「おそいひと」と world's end girlfriend について

すでに、この映画について忘れ去られようとしている画面や物語を自分からひっぱりだして、書いてみる。
映画に美味しい物を食べる場面は必須だ。そして、二人で美味しく食べる場面があると、その二人は愛し合っていることになる。というわたし的映画文法に則り、この映画の住田さんと介護のタケさんも何度となく美味しそうにビールを飲み、カレーを食べる。住田さんの介護をしているタケさんが話す「住田さん」という言葉はぶっきらぼうでとても優しい。それに答えるボイスマシーンから出される声での二人やりとりは、そんな関係を見たことが無いくせに、羨ましいくらいにとても自然だ。そしてその自然さは、住田さんのガチャポンを喜び、介護の女子大生とともに過ごす時間までも羨ましく感じてしまう。そこで彼女から通常のトーンで訊ねられる「住田さんって普通に生まれたかった?」の残酷な問いかけから、この映画は一気に恐怖を孕んだ物語へと転がっていく。
「障害者を使った見せ物映画」という批判に対しては、全ての映画は見せ物だと言えばいいだけだ。この映画は見せ物として、きちんと通俗的で優れていた。逆光から撮った車椅子の動きは激しく美しかった。脳性麻痺で車椅子に乗る姿を、時には過剰にまで美しく、暴力的に捉えていた。そしてそれらは全て物語が終焉するための重要な文体だった。
主人公が、殺人を続けてしまう狂気は容易に理解できない。今は狂気の遥か手前にいるわたしにとっても、それを持つ者達が車椅子に乗っていようが、声を発せられなかろうが、ひとしく人が人を殺す狂気として目に映る。そして、「なぜ人は、」と思う。
ラストの誕生日パーティを用意していた若者たちが、短いコマ割りで映し出される。映画を見ているわたしは、住田さんが殺人をしていることを知っている。住田さんを迎える若者達は、それを知らない。そして、彼らが住田さんが人を殺して家に戻ってきたところ。スクリーンに写るのは彼らが住田さんの姿を見て驚いた顔、顔。そこに、world's end girlfriendのSinging Under The Rainbowが見事に被さった瞬間。その瞬間、わたしは震えたのだ。

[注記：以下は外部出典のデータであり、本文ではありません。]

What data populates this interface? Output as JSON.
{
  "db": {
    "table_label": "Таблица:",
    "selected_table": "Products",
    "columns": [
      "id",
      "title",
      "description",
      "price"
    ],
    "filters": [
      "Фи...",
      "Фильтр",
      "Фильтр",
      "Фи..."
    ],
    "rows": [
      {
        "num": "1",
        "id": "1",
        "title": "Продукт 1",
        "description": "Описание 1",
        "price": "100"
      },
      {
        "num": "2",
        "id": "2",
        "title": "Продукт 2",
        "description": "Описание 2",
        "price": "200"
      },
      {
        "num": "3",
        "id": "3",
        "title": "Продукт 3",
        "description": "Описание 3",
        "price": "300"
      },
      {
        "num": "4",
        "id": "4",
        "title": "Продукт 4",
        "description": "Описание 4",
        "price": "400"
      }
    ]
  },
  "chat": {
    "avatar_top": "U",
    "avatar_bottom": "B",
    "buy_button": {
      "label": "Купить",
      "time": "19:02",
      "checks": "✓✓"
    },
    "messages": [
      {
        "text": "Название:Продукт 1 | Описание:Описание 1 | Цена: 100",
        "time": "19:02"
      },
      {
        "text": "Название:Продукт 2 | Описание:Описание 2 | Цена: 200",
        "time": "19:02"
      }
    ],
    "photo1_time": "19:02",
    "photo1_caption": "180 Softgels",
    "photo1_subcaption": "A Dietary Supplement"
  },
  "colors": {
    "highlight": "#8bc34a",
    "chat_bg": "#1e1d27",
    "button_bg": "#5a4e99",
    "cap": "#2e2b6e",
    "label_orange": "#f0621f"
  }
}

何度も繰り返して聴いたメロディは激しくて美しい。ただ、今まで部屋のスピーカから聴こえたことがなかった繊細で硬質な音楽が体に響いた。ああ。と。ただ、うわあああ。とシートに背中を強く押しつけるしかなかった。
そのとき、わたしは住田さんだったのだろうか、彼を見た若者たちだったのだろうか。それとも俯瞰で撮られていたように神の目線だったのだろうか。と、時間がたって確信するのは、わたしはあそこで、祈っていたのだ。ゆっくりと曲が高みをめざして行く間、住田さんの家の周りを警察や車椅子の人達に囲まれている状況がカメラがゆっくりと移動する場面。わたしは両手を握って祈っていた。さらに、映画のラスト。モノクロから家の入り口付近だけがカラーに変わる。そこは、わたしの祈りが叶った瞬間であったのかもしれないし、叶わなかったのかもしれないけど、それは完全に何かの結果が出た瞬間だった。玄関の光と色はモノクロの中、とても心地よく次第に眩しく見えた。world's end girlfriendの音楽は鐘が鳴り響く鎮魂歌に聴こえて、わたしの中のものたちは震えがとまらなくなったのだ。優しい物たちや恐い物たちがその玄関へ舞い降りてきた。そんなものを見るのは、わたしにとって初めてのはずなのだけど。